The report said same-sex families are increasingly visible in all regions, adding that as of last month, 42 countries around the world have granted same-sex couples the right to marry or form a civil union. At the same time, however, it said some 68 countries criminalize consensual sexual relations between partners of the same sex, and in 11 of those countries such relations are punishable by death. Mlambo-Ngcuka said the report shows authoritatively for the first time that families are diverse.

It also counters the push-back against women’s independence “by showing that families, in all their diversity, can be critical drivers of gender equality” provided governments adopt policies with women’s rights at their core. Shahra Razavi, U.N. Women’s chief of research and data, noted other huge changes impacting women. The age of marriage, for example, has increased in every region of the world from 21.9 in 1990 to 23.3 in 2010, she said, which has enabled women to complete their educations, get a foothold in the labor market and support themselves financially.

In some cases, Razavi said, women are choosing to delay marriage or live together. For example, she said, “in some countries in Latin America, southern Africa and Europe up to three-quarters of women aged 25-29 in a relationship are cohabiting.” The report stresses the importance of women having their own income and recommends greater public investments in child care services and in social protection — and paid parental leave to spur women into the job market.

Marwa Sharafeldin, a board member of Musawah International Movement for Equality and Justice in the Muslim Family, told the launch that the report’s first recommendation — to adopt family laws based on equality and non-discrimination to expand women’s choices — poses special difficulties for Muslims.

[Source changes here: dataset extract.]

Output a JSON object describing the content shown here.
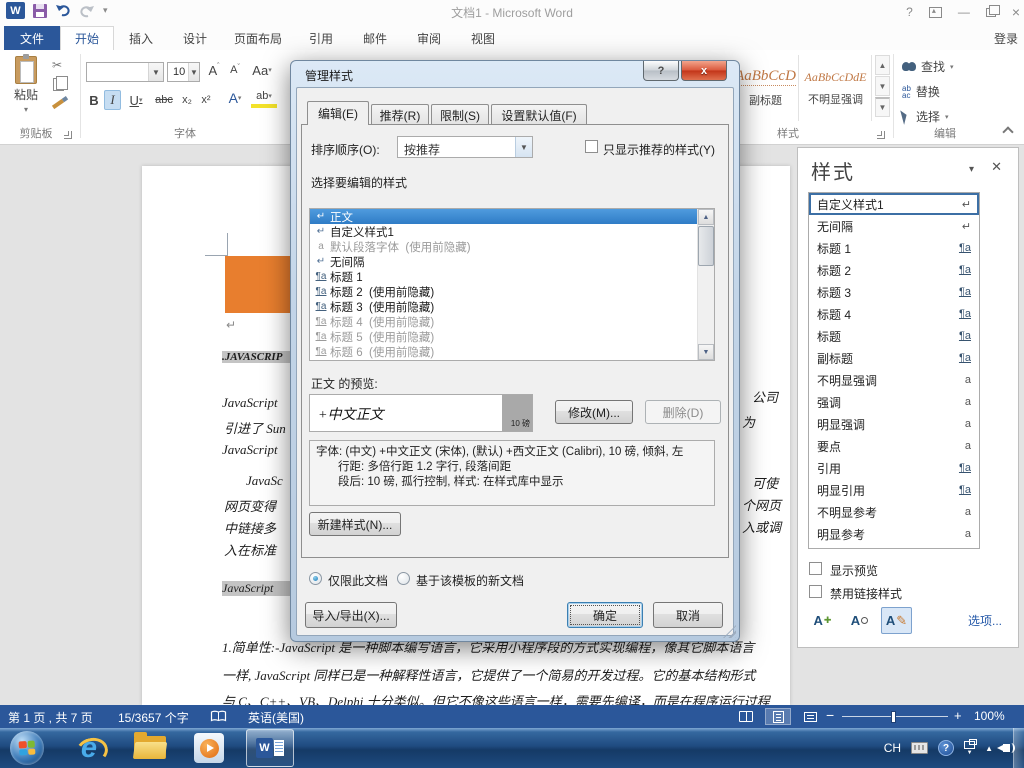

Almost all Muslim families laws are hundreds of years old and were based on rulings by jurists at the time, she said. Some condone marital rape, permit husbands to “discipline” their wife, allow child marriage and polygamy, and restrict women’s movements outside the home without their husband’s permission. But despite the risks, Sharafeldin said Muslim feminist scholars and activists are developing “a brave new family jurisprudence … with gender egalitarian possibilities that are rooted in Muslim scripture.”

In Indonesia, the world’s largest Muslim country, for example, a legal ruling has banned child marriage and domestic violence, she said. In India, after relentless advocacy by Muslim women, the Supreme Court declared unconstitutional the practice whereby a husband can divorce his wife on the spot by just saying “I divorce you” three times, Sharafeldin said.

And Tunisia has banned polygamy and Egypt set the age of marriage at 18, Sharafeldin said. She said Musawah International is campaigning this year for a comprehensive reform of Muslim family laws. “It is time families, in all their diverse forms, become a safe space for women, men and children together,” Sharafeldin said.